Here in Brooklyn, I’ve been interviewing many people like Mrs. Lynn: supporters of Mrs. Clinton, or a third party, or non-voters, who were ignored by the mass media as it went traipsing through Oklahoma to gently interview the stupidest white people in existence. And they’re upset.
“They’re surprised Trump’s a scumbag? I coulda told ’em,” asked Jesus Ortega, a reluctant Clinton supporter who is enrolled in a program called Brooklyn WorkAdvance that trains mostly unemployed workers to fill well-paying manufacturing jobs. Trump has proposed eliminating a budget pot that pays for the program. “My cousin Louis worked for him. Orange pendejo paid him 60 cents on the dollar.
“First damn words out of his mouth announcing his campaign was some racist bullshit,” Ortega’s friend Kermit Vance added.
We were in a diner, because in these types of articles you have to go to a diner.

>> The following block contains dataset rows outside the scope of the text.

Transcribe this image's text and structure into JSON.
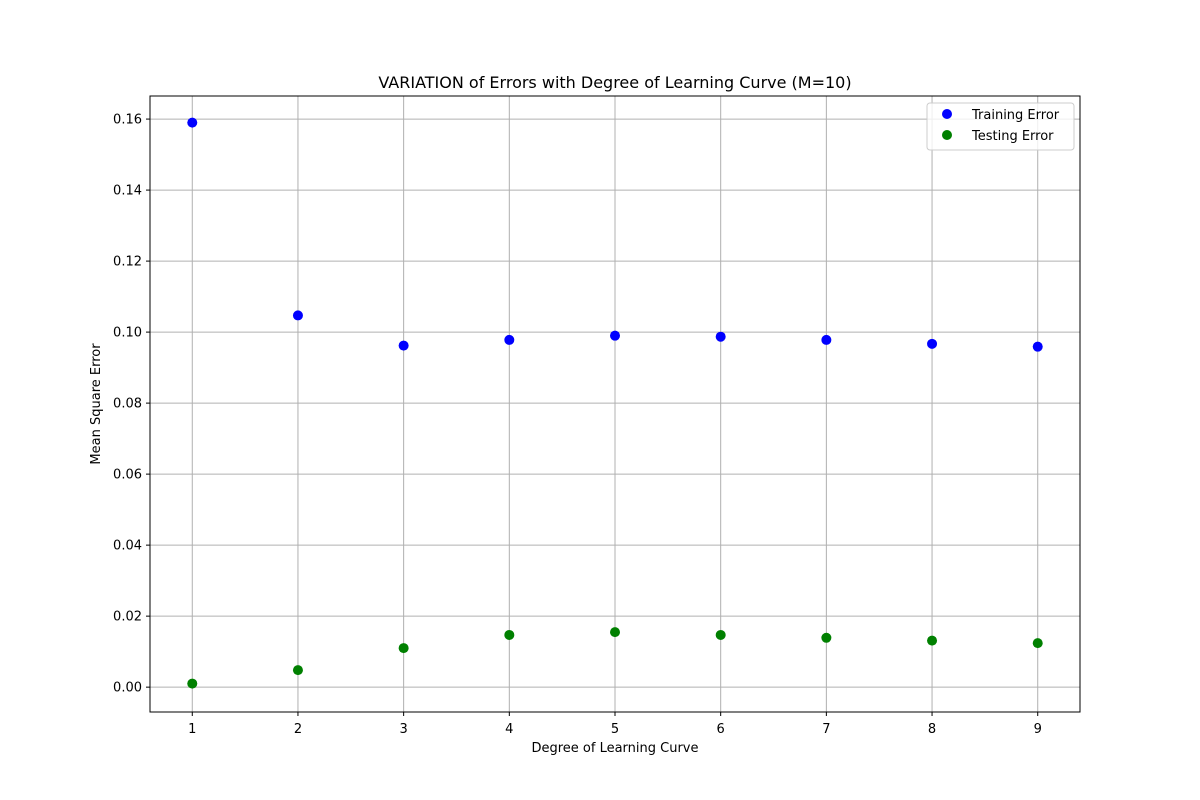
{
  "chart_data": {
    "type": "scatter",
    "title": "VARIATION of Errors with Degree of Learning Curve (M=10)",
    "xlabel": "Degree of Learning Curve",
    "ylabel": "Mean Square Error",
    "x": [
      1,
      2,
      3,
      4,
      5,
      6,
      7,
      8,
      9
    ],
    "xlim": [
      0.6,
      9.4
    ],
    "ylim": [
      -0.007,
      0.1665
    ],
    "xticks": [
      1,
      2,
      3,
      4,
      5,
      6,
      7,
      8,
      9
    ],
    "xtick_labels": [
      "1",
      "2",
      "3",
      "4",
      "5",
      "6",
      "7",
      "8",
      "9"
    ],
    "yticks": [
      0.0,
      0.02,
      0.04,
      0.06,
      0.08,
      0.1,
      0.12,
      0.14,
      0.16
    ],
    "ytick_labels": [
      "0.00",
      "0.02",
      "0.04",
      "0.06",
      "0.08",
      "0.10",
      "0.12",
      "0.14",
      "0.16"
    ],
    "grid": true,
    "legend_position": "top-right",
    "series": [
      {
        "name": "Training Error",
        "color": "#0000ff",
        "values": [
          0.159,
          0.1047,
          0.0962,
          0.0978,
          0.099,
          0.0987,
          0.0978,
          0.0967,
          0.0959
        ]
      },
      {
        "name": "Testing Error",
        "color": "#008000",
        "values": [
          0.001,
          0.0048,
          0.011,
          0.0147,
          0.0155,
          0.0147,
          0.0139,
          0.0131,
          0.0124
        ]
      }
    ]
  }
}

I came to Brooklyn to see how residents would react to the sadness and disappointment of Trump voters, who are now realizing that they may have been sold a bill of goods.
“No sympathy,” Vance said.
“You shitting me?” said Ortega.
I reminded them about rural voters’ economic anxiety. Vance was speechless; Ortega stabbed me with a fork. I left the diner to speak to the only other source acceptable to a New York Times columnist: a cab driver. Yousef Duallo is from Haiti, and has been in Brooklyn for three years. I told him that many Trump voters felt resentful for being mocked as dumb.
“Then tell them to stop doing dumb things! Do you speak to these people?”
I told him that I was flying to Kentucky that night to speak to Trump voters in a diner.
“Tell them!” He let me out of the cab, and I immediately hailed another one. Michel Dubois is also from Haiti, and has been a cab driver for six years. I tell him that Trump voters are surprised that his budget would cut programs they relied on. Mr. Dubois started laughing and didn’t stop until he dropped me off at home.
I remember something Mrs. Lynn, the kindergarten teacher, said to me.
“Why don’t you stop commiserating about being wet with the idiots who steered the ship onto the rocks?”
I went upstairs and flagellated myself with a whip for twenty minutes, then packed for Kentucky. There were coal miners waiting for me at a diner.